Macroeconomic fears and political uncertainty are back to haunt the world market. With heightened uncertainty in Europe, apprehensions of contagion and sovereign debt default are back to the fore. As if this was not enough, concerns over slowdown in China have revived. No wonder market sentiment has turned negative and there has been a huge sell-off in risky assets so much so that even precious metals – the usual safe haven asset like gold – faced the heat of falling prices.

On the other hand, based on the latest data (March 2012) the OECD composite leading indicators – designed to anticipate turning points in economic activity relative to trend – point to regained momentum in the OECD area but with diverging patterns in economic activity between countries. Experts assert, the data suggest that the numbers are still satisfactory ex-Europe and that European weakness has not undermined the global momentum.

Chinese April trade data pointed to an across-the-board decline in commodity imports month-on-month. Copper imports fell 16 per cent in March because lower domestic prices made imports unprofitable, while iron ore imports declined due to supply availability. Chinese economic data including power output triggered concerns about the rate of growth.

As for steel, April data suggest global production at all-time high helped by strong Chinese numbers. However, experts believe, production momentum seems to be fading in China, Europe and the US while in Japan, Korea and other emerging markets seem to be improving. Given the ongoing concerns, demand is seen less-aggressive and availability comfortable.

In this backdrop, no wonder, last week saw sharp price declines across-the-board in the global commodities market. All metals and crude were down week-on-week. Precious metals lost their sheen with silver prices sliding 4.4 per cent and gold 3.7 per cent. The worst hit was palladium (-8.7 per cent) followed by platinum (-4.2 per cent). Investor liquidation driven by Eurozone jitters and Chinese growth concerns did it in. Base metals were no better. Losses ranged between 4.4 per cent for tin and 1.2 per cent for aluminium on the LME. Copper was down 1.8 per cent. Iron ore prices continued their slide with 4.5 per cent decline week-on-week amid poor appetite for high-grade ores, experts remarked.
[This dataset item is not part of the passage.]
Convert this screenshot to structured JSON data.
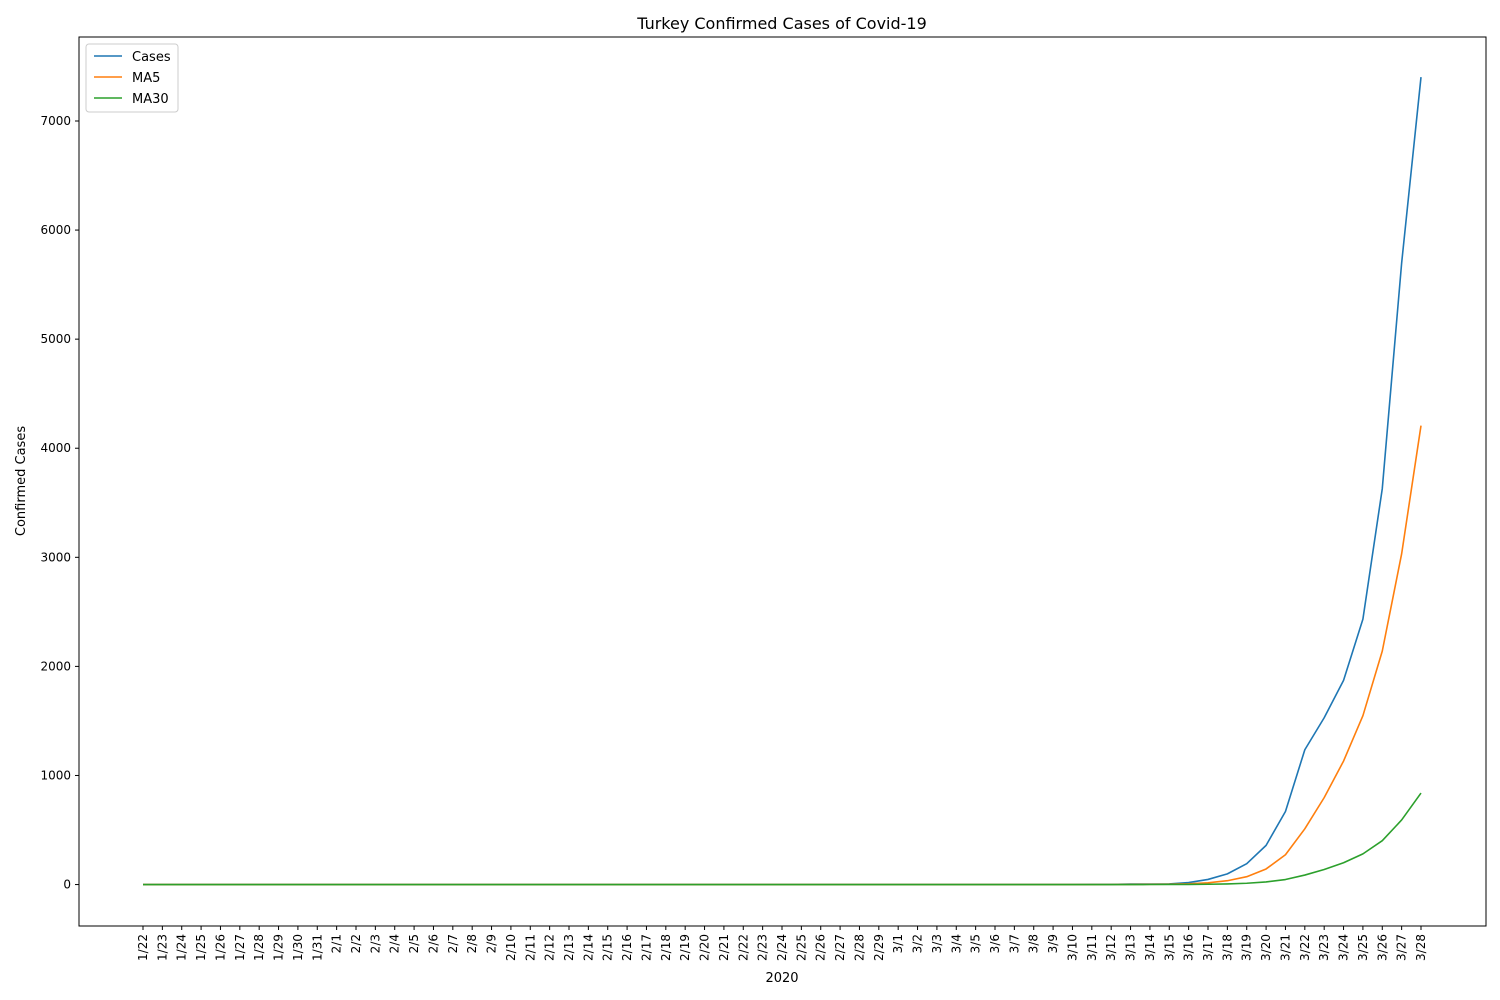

The sense of uncertainty and loss of confidence is likely to continue for some more time. Developments in Europe in addition to Chinese economic activity will be key drivers. How soon clarity will be reached or confidence return remains a mere conjecture at this point of time. Flow of macro data needs to be watched closely for early signals. Obviously, caution is the watchword. While prices may not look up anytime soon, it is not the time to short the market either.

Gold: Price of the precious metal fell well below the psychological $1,600 an ounce last week. On Friday in London, gold PM Fix was at $1,583/oz, down from the previous day's $1,599/oz. Silver fared poorly with Friday AM Fix at $28.58/oz versus previous day's $29.25/oz. Platinum ended the week at $1,466/oz and palladium at $605/oz.

Most interestingly, despite being a known safe haven asset and macro conditions gold supportive, market sentiment for the yellow metal has turned negative. A stronger dollar and bouts of risk reduction continue as headwinds. ETPs have remained somewhat resilient for now. If ETPs begin to experience outflows, then gold will be exposed to further downside risks. No wonder, most analysts are revising their price forecast down.

According to technical analysts, the break below 1580 in gold means that near-term bullish view takes a backseat as the risk is for a move toward range lows near 1520. A decisive break below 28.50 in silver means bearish move towards 26. The medium term outlook is neutral.

Base metals: On Friday, copper closed at $8,103 a tonne and aluminium at $2,005 on LME. The China factor was the main driver of the base metals complex last week with trade data not-so-encouraging. A further slowing of Chinese growth momentum in Q2 cannot be ruled which creates near-term headwinds for base metals prices and caps the upside.

Clearly, in the coming weeks and months, the base metals complex will be driven essentially by emerging macro picture. If global growth strengthens in the second half of the year, prices are sure to look, especially copper which is facing supply side issues. So, price dips will provide buying opportunities.

Technical picture suggests a sell at any uptick from current levels as copper looks for a move below 8,000. For aluminium, closing the week below 2,050 would encourage a bearish view towards 1,950. Medium-term outlook is range trading.